Hábitos de criança e interpretação

Não sei se é a vida adulta maturando, se são as sessões intensivas de terapia ou o quê, mas tenho acessado com frequência as memórias da minha infância. Essa viagem no nosso próprio tempo, na forma como apreendemos as situações que vivemos, é sempre muito elucidativa e, não raro, estabeleço pontes entre o ontem e o hoje.

Hoje eu sou tradutora, intérprete, escritora. Trabalho justamente com as coisas que eu sempre gostei de fazer, mesmo quando não era alfabetizada: escrever, falar, comunicar. Que privilégio. Mas existem atividades, e até brincadeiras, que parecem ter facilitado a minha circulação nessas carreiras. Ler muito, escrever mais um tanto, são justificativas óbvias para a tradutora e a escritora que coabitam em mim. E a interpretação?
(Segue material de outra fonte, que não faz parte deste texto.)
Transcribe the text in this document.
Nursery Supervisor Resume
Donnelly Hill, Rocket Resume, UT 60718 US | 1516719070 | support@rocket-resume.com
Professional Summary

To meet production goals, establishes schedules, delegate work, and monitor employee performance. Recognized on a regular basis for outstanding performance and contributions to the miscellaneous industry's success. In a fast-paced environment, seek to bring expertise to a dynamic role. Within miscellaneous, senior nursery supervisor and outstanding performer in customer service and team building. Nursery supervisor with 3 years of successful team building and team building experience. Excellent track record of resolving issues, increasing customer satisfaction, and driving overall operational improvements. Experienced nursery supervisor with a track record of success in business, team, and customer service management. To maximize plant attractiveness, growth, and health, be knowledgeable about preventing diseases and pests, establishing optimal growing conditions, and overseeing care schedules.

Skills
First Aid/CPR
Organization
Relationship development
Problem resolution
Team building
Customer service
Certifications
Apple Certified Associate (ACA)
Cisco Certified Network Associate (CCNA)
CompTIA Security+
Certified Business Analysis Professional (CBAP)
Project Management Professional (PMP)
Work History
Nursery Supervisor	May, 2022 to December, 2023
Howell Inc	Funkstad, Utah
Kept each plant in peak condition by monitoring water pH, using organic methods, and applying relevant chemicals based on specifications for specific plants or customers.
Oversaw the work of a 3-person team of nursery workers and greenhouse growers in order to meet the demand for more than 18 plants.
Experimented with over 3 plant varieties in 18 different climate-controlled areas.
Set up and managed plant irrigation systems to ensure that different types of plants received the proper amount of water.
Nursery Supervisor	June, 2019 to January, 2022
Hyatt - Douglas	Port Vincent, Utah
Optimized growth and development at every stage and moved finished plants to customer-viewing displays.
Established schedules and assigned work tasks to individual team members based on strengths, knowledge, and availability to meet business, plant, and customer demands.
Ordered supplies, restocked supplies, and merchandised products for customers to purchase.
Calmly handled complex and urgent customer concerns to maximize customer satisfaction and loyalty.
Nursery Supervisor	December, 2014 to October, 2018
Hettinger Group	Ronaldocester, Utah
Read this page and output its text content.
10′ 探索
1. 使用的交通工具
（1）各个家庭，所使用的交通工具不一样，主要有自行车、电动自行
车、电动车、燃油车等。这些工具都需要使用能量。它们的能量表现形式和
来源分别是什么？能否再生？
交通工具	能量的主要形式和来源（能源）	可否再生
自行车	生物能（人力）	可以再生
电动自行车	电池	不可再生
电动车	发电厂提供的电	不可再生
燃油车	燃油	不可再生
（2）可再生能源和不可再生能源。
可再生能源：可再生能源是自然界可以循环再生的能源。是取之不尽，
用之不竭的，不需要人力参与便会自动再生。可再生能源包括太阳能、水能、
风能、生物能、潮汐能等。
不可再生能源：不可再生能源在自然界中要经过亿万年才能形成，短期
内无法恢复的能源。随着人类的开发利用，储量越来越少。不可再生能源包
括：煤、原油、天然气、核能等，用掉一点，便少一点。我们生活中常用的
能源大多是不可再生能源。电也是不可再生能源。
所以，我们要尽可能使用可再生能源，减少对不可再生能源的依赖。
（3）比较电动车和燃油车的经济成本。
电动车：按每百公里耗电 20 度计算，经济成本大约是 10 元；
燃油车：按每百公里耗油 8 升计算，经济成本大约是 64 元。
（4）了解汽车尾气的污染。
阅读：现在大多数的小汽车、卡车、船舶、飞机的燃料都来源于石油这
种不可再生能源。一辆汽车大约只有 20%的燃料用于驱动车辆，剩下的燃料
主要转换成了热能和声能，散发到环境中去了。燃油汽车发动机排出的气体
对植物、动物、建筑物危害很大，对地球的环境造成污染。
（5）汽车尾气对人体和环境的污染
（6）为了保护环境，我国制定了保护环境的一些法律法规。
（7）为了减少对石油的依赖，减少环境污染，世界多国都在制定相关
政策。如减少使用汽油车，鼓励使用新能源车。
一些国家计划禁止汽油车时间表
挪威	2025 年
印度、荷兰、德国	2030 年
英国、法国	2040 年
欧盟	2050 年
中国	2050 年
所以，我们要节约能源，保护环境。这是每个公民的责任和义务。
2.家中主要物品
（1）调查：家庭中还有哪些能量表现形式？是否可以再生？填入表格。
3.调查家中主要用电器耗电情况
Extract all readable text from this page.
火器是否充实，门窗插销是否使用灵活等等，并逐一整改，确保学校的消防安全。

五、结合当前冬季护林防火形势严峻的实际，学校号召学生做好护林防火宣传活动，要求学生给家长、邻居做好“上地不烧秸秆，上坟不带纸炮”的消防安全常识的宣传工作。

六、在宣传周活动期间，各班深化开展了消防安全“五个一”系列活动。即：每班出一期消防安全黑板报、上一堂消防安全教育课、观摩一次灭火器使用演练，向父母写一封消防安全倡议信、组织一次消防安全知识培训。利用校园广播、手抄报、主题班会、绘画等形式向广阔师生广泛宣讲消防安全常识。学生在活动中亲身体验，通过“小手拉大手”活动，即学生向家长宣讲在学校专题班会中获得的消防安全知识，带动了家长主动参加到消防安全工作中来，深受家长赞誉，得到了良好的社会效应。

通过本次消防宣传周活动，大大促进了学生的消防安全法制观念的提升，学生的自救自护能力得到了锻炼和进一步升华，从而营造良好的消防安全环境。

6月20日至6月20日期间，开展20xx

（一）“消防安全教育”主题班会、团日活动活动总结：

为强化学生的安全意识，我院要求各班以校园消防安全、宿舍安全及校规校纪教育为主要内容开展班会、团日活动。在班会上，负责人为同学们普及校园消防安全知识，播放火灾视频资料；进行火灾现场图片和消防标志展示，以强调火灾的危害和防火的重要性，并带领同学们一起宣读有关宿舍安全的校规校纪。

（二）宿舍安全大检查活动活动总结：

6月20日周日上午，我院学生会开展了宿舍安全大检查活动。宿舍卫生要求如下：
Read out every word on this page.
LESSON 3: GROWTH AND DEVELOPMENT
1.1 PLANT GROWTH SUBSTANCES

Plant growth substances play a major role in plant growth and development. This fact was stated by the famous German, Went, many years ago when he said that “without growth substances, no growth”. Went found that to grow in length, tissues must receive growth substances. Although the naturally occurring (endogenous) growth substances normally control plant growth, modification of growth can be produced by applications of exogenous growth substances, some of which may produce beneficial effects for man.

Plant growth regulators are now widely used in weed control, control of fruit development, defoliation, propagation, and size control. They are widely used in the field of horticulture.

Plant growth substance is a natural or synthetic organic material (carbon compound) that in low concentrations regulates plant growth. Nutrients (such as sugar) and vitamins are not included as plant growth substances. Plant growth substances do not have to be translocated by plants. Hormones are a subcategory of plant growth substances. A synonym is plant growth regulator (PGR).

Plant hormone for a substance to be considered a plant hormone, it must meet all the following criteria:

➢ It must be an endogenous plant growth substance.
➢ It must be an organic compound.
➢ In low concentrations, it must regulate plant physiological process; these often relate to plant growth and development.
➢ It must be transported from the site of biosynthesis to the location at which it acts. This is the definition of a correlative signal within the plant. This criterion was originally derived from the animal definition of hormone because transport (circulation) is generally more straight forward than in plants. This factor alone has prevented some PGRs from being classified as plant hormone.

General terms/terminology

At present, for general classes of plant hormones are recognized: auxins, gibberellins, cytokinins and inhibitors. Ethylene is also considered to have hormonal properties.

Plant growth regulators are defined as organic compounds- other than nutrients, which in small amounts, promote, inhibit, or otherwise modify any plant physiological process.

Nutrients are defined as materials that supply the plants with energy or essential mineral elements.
Desde que retomei os estudos nessa área, tenho me surpreendido com a relação que alguns hábitos infantis têm com os exercícios que faço como aluna da Interpret2b.

Para começar, todo intérprete é um orador, seja dentro ou fora da cabine. Reproduzimos e reformulamos discursos que precisam fazer o máximo de sentido para os nossos ouvintes. E falar bem envolve boa dicção, cadência, ritmo, entre outros elementos que podem ser praticados com um simples exercício: preparar discursos do zero, para que outros colegas interpretem, e ler em voz alta.

Imaginem a minha surpresa ao receber essa recomendação de uma professora do curso para soltar a voz, a musculatura oral e treinar entonação! Incluí o exercício na minha rotina de estudo rindo por dentro, lembrando da Carolina de vinte anos atrás, lendo Turma da Mônica e encenando com a voz a história narrada nos quadrinhos.

A memória é outro ingrediente fundamental no cardápio variado de habilidades de um intérprete. Ter uma boa memória é uma questão de treino, não é um dom — aliás, essa coisa de dom cada vez mais me soa como desculpa para acobertar questões mais complexas, como privilégio de classe. Falarei mais sobre isso em outro texto. E, se você treina a sua memória desde criança, ela segue se fortalecendo com o passar dos anos. Minha relativa facilidade nesse quesito sem dúvidas remonta ao meu vício de criança: jogos da memória!

Quem lembra do poke-tapa? Foto: @jehbenatto

Depois que li na “Bíblia” sobre interpretação de conferências que jogar Perfil (ou Trivial Pursuit, como sugerido pelo autor) é um ótimo exercício para expandir nosso conhecimento geral, constatei, de uma vez por todas, que o processo de aprendizagem do intérprete foge completamente ao tradicional. Acredito que esse é o diferencial que me fascina na profissão, pois empodera o estudante a entender o próprio processo cognitivo dentro da sua rotina de vida e a escolher os caminhos de aprendizado que consegue trilhar, respeitando seu nível de competência.

E você? Já descobriu quais foram os hábitos da sua infância que te ajudaram a ser o profissional que você é hoje?